Ben kötülüklerde kötülükten başka bir şey görmedim. Sen gördüysen var selam söyle. Padişah cana benzer, vezir de akla… fesatçı akıl, ruhu kötülüklere götürür. Akıl meleği, Harut’laşınca yüzlerce kötü kişiye sihir öğretir. Cüz’i aklı kendine vezir yapma, AKLI KÜLLÜ VEZİR YAP PADİŞAHIM. HEVA VE HEVESİNİ KENDİNE VEZİR YAPMA DA PAK CANIN NAMAZDAN, NİYAZDAN KALMASIN.
Çünkü bu heva ve heves, hırslarla doludur ve içinde bulunduğu hali görür… aklın düşüncesiyse din gününün düşüncesidir. Aklın gözleri işin sonunu gözetir. Akıl bir gül için diken zahmetini çeker durur. Fakat o gül, öyle bir güldür ki, ne solar, ne de güzün dökülür.

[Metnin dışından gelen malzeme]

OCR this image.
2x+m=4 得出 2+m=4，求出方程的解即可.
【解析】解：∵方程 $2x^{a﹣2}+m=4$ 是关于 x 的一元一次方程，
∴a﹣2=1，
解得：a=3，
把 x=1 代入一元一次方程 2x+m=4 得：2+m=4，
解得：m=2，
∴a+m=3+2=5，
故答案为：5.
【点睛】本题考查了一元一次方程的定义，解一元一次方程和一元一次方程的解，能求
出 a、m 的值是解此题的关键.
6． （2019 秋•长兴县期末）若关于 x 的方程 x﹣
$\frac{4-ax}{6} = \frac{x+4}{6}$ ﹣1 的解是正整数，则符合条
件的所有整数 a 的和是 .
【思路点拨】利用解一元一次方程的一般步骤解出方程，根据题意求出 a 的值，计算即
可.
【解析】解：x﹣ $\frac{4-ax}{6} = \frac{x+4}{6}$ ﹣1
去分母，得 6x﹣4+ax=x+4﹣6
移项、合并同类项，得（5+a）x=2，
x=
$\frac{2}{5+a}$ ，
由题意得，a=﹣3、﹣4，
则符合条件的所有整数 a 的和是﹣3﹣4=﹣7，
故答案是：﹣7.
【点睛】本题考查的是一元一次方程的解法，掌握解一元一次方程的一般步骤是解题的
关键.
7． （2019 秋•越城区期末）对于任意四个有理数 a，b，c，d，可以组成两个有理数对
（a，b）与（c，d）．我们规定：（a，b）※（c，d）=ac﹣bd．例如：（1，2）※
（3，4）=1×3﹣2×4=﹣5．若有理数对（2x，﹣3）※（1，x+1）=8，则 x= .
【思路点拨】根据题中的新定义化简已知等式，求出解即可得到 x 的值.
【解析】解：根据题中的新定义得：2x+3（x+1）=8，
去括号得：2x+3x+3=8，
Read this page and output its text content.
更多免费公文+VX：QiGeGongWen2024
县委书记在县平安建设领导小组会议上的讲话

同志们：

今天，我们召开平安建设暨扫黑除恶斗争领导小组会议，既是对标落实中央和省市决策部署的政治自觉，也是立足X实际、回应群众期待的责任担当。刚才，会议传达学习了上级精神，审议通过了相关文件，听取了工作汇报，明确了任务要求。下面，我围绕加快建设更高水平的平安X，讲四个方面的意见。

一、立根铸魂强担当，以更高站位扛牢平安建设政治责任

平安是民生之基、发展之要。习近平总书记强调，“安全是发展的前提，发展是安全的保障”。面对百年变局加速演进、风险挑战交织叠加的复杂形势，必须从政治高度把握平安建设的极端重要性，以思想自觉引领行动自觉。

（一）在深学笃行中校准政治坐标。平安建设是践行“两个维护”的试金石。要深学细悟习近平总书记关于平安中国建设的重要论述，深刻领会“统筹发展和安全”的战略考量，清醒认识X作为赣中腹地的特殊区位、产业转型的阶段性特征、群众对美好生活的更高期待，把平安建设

Koku almayan her kötü kişinin burnu ondan uzak olsun.
Madem Mevlana ile başladık, onun ile bitirelim.
Sevgide güneş gibi ol, dostluk ve kardeşlikte akarsu gibi ol, hataları örtmede gece gibi ol, tevazuda toprak gibi ol, öfkede ölü gibi ol, her ne olursal ol, ya olduğun gibi görün, ya göründüğün gibi ol.